O ex-presidente republicano tem obsessão pela estrela pop

Nem todos os republicanos aceitam, porém, os ataques a Swift. “Não sei por que essa obsessão”, disse a candidata presidencial Nikki Haley à CNN. “Taylor Swift pode ter um namorado. Taylor Swift é uma boa artista. Levei minha filha aos shows dela. Ter uma teoria da conspiração sobre tudo isso é bizarro. Ninguém sabe quem ela vai apoiar, mas não consigo acreditar que isso esteja dominando a nossa política nacional.”

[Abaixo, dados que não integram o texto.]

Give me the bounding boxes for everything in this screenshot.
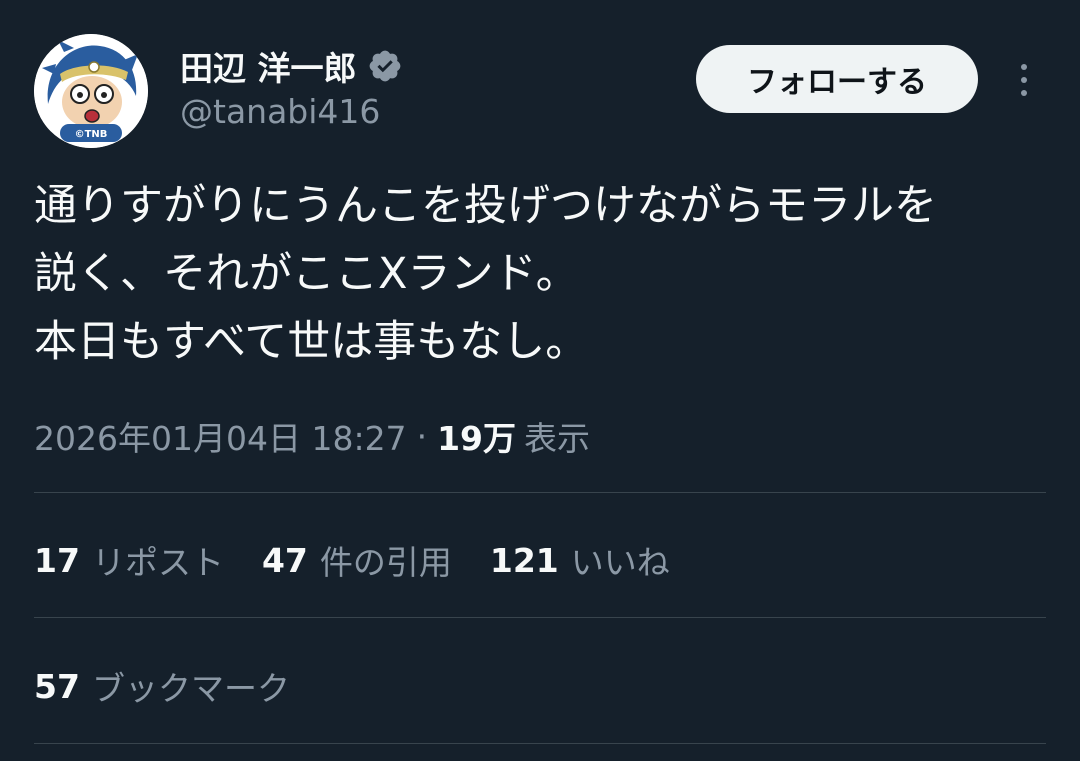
- views-label: 表示: [524, 419, 590, 458]
- likes-label: いいね: [570, 543, 670, 582]
- engagement-stats: 17 リポスト 47 件の引用 121 いいね: [34, 532, 708, 588]
- more-vertical-icon[interactable]: [1004, 58, 1044, 102]
- bookmarks-stat[interactable]: 57 ブックマーク: [34, 658, 328, 714]
- avatar[interactable]: ©TNB: [34, 34, 148, 148]
- author-handle[interactable]: @tanabi416: [180, 92, 380, 131]
- views-count: 19万: [437, 419, 516, 458]
- tweet-timestamp[interactable]: 2026年01月04日 18:27: [34, 412, 407, 460]
- likes-stat[interactable]: 121 いいね: [490, 536, 670, 584]
- verified-badge-icon: [367, 48, 403, 84]
- quotes-label: 件の引用: [319, 543, 452, 582]
- tweet-meta: 2026年01月04日 18:27 · 19万 表示: [34, 410, 590, 462]
- bookmarks-count: 57: [34, 666, 80, 706]
- follow-button[interactable]: フォローする: [696, 45, 978, 113]
- bookmarks-stat-inner: 57 ブックマーク: [34, 662, 290, 710]
- likes-count: 121: [489, 540, 559, 580]
- reposts-label: リポスト: [91, 543, 224, 582]
- avatar-illustration: ©TNB: [34, 34, 148, 148]
- meta-separator: ·: [416, 416, 428, 456]
- tweet-text: 通りすがりにうんこを投げつけながらモラルを 説く、それがここXランド。 本日もす…: [34, 181, 937, 367]
- author-name-row[interactable]: 田辺 洋一郎: [180, 40, 403, 92]
- divider: [34, 617, 1046, 618]
- quotes-stat[interactable]: 47 件の引用: [262, 536, 452, 584]
- quotes-count: 47: [261, 540, 308, 580]
- bookmarks-label: ブックマーク: [91, 669, 290, 708]
- divider: [34, 492, 1046, 493]
- avatar-badge-text: ©TNB: [75, 129, 108, 140]
- reposts-stat[interactable]: 17 リポスト: [34, 536, 224, 584]
- divider: [34, 743, 1046, 744]
- tweet-detail: ©TNB 田辺 洋一郎 @tanabi416 フォローする 通りすがりにうんこを…: [0, 0, 1080, 761]
- reposts-count: 17: [34, 540, 80, 580]
- author-display-name[interactable]: 田辺 洋一郎: [180, 42, 357, 90]
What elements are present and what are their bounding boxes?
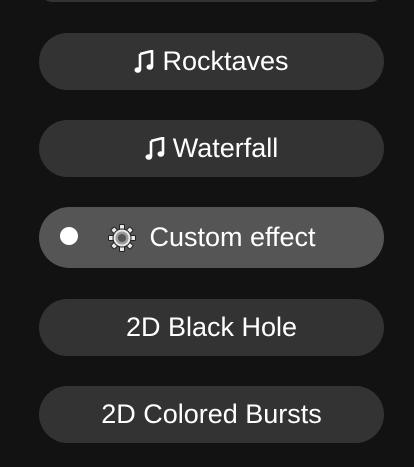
music-note-icon xyxy=(134,49,154,74)
selected-indicator-dot xyxy=(60,226,78,245)
effect-label: Custom effect xyxy=(149,222,316,252)
effect-button-content: 2D Colored Bursts xyxy=(101,399,322,430)
effects-list: Rocktaves Waterfall Custom effect 2D Bla… xyxy=(0,0,414,467)
effect-label: 2D Colored Bursts xyxy=(101,399,322,429)
effect-label: Waterfall xyxy=(172,133,279,163)
effect-label: 2D Black Hole xyxy=(125,312,298,342)
effect-button-waterfall[interactable]: Waterfall xyxy=(39,120,384,177)
music-note-icon xyxy=(145,136,165,161)
effect-button-content: 2D Black Hole xyxy=(126,312,297,343)
effect-button-content: Custom effect xyxy=(107,222,316,253)
effect-button-2d-black-hole[interactable]: 2D Black Hole xyxy=(39,299,384,356)
gear-icon xyxy=(107,223,137,253)
effect-button-content: Rocktaves xyxy=(134,46,289,77)
effect-button-content: Waterfall xyxy=(145,133,279,164)
effect-label: Rocktaves xyxy=(162,46,289,76)
effect-button-2d-colored-bursts[interactable]: 2D Colored Bursts xyxy=(39,386,384,443)
effect-button-rocktaves[interactable]: Rocktaves xyxy=(39,33,384,90)
effect-button-custom-effect[interactable]: Custom effect xyxy=(39,207,384,268)
effect-button-partial[interactable] xyxy=(39,0,384,2)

Enquanto muitos estão preocupados se Swift poderá cruzar nove fusos horários para voltar de um show da “Eras Tour” em Tóquio para ver seu namorado jogar no Super Bowl do Kansas ­City Chiefs contra o San Francisco 49ers, em Las Vegas (ela poderá), a intensidade das questões políticas em torno da estrela pop reflete a natureza febril das eleições daqui a dez meses.

Sem dúvida, a artista poderia oferecer aos políticos lições sobre mensagens baseadas em valores, entendimento do público e construção de conexões verdadeiras com fãs ou eleitores. Dias atrás, Trump afirmou ser mais popular do que ela, mesmo se as narrativas basea­das em valores que ele apresenta estejam muitas vezes mais ligadas à vitimização do que à capacitação.

Trump e Biden, velhos brancos, têm dificuldade para atrair os eleitores mais jovens. Enquanto isso, mais da metade dos norte-americanos, de todos os gêneros, cores e credos, se declaram fãs de Taylor Swift – Imagem: Kent Nishimura/AFP e David Beker/AFP

Uma pesquisa realizada no ano passado pela Morning Consult descobriu que 53% dos adultos norte-americanos são fãs de Swift, quase o mesmo número de homens que de mulheres, de republicanos e de democratas, incluindo integrantes das gerações baby boom, do milênio, geração X e jovens adultos da geração Z. Em outras palavras, um eleitorado que pode decidir o rumo de uma campanha nacional.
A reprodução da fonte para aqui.